An “Age Wave” is coming, he said in his first book. The boomers are getting older. They will live long and they will forever change our assumptions about retirement and relevance.
Twenty years ago, his innovative perceptions altered business plans, encouraged colleges and universities to reach out to older students, suggested that a golden era for the golden years lay just ahead.
Now Dychtwald is back with another seminal work.
“With Purpose, Going from Success to Significance in Work and Life” (Collins) delves into the psyche of aging Americans and finds it surprisingly meaningful.
And with the oldest boomers turning 63 this year, the future of age never looked better, he says.
“I think, with the dramas that are unfolding with the economy – the Tao and the Dow, if you will – people are being forced to stop and think about who they are and what success really means.”
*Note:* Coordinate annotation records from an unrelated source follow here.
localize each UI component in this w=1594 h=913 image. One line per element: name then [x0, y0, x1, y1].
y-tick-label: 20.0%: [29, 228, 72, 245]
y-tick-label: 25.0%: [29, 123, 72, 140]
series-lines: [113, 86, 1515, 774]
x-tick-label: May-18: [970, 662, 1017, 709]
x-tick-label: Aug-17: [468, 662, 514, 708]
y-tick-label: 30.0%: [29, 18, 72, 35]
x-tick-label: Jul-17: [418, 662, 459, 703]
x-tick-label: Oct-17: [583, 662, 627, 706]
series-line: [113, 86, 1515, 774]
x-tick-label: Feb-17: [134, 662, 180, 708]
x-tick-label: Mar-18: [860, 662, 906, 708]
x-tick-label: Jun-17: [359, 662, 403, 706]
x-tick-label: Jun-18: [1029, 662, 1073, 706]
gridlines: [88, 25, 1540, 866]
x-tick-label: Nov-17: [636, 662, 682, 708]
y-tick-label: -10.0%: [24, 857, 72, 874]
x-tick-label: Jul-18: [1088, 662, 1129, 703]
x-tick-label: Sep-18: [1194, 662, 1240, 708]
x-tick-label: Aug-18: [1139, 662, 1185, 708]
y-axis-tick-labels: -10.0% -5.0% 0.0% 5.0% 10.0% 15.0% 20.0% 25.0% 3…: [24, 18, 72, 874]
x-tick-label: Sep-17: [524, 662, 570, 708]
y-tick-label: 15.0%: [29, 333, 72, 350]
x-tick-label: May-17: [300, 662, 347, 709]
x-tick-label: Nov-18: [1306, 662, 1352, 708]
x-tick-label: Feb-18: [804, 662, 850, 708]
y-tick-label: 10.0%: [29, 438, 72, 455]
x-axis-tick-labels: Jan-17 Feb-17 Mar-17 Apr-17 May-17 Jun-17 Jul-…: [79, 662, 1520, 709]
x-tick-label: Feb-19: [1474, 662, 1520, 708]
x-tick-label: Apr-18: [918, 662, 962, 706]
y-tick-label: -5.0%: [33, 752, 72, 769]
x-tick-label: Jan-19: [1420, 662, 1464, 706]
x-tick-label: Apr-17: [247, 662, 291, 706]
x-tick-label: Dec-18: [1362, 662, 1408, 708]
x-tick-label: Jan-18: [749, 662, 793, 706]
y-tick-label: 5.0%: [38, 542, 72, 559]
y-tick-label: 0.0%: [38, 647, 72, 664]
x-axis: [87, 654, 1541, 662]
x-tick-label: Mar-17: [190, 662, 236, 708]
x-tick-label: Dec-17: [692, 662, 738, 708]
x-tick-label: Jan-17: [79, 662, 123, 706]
The “success model” for years has been a combination of power, wealth and leisure, he says. But interviewing college students and hearing they wanted to be “famous” or “rich” left Dychtwald questioning values:
“It struck me that we have created a model about what we want to be when we grow up which might be wrongheaded. Wrong and foolish.
“I think what’s going on is not just a crashing of the economy but seeing unsustainable companies and lifestyles disappear.
“I’ve never seen more people in more varying circumstances asking important questions of themselves and loved ones – what really matters to us? What kind of life do we want to lead?”
New hopes, new aspirations, says Dychtwald, are not focused on power, wealth and leisure. “More people are craving a chance to do something meaningful and important and even to help big organizations like United Way and UNICEF by creating business opportunities for them.
“I call it philanthropernuring.”
Ah, we all suddenly are generous with time, money and spirit? Philanthropy has become everymanthropy, Dychtwald says.
He’s talking about putting charities on a 21st century footing with related businesses. It’s called “social enterprise,” and the presidents of these businesses will reduce their salary needs because they are doing a good deed while doing somewhat well financially.
The material binge has ended, Dychtwald says, citing that change as the first indication that millions of boomers are moving from success to significance.
“The one model that will survive is doing work that is dedicated to our lifelong health, vitality and resilience.” he says.
His other key points:
•Financial self-reliance – “I don’t think everyone wants to be a billionaire or super rich. We are going to want to be involved our entire lives, and that requires some kind of continued work. With increasing longevity, work keeps people sharp, connected and creates a stimulating economy.”
•The end of “psycho sclerosis” or “hardening of the attitudes” – “We must continue to grow and learn to realize our full potential. One of the things coming out is how many of our icons – from baseball to business – got where they are by cheating. We need to succeed without cheating.”
•Social contributions – “We need to give back more. Use our knowledge and experience and free time in community engagement.
“Can you imagine 77 million boomers working together to make a better world?” Dychtwald asks me.
“Can you imagine everyone wanting to make a difference?”
I can imagine. And if only half those boomers search for significance after 60, how the world will change for the better.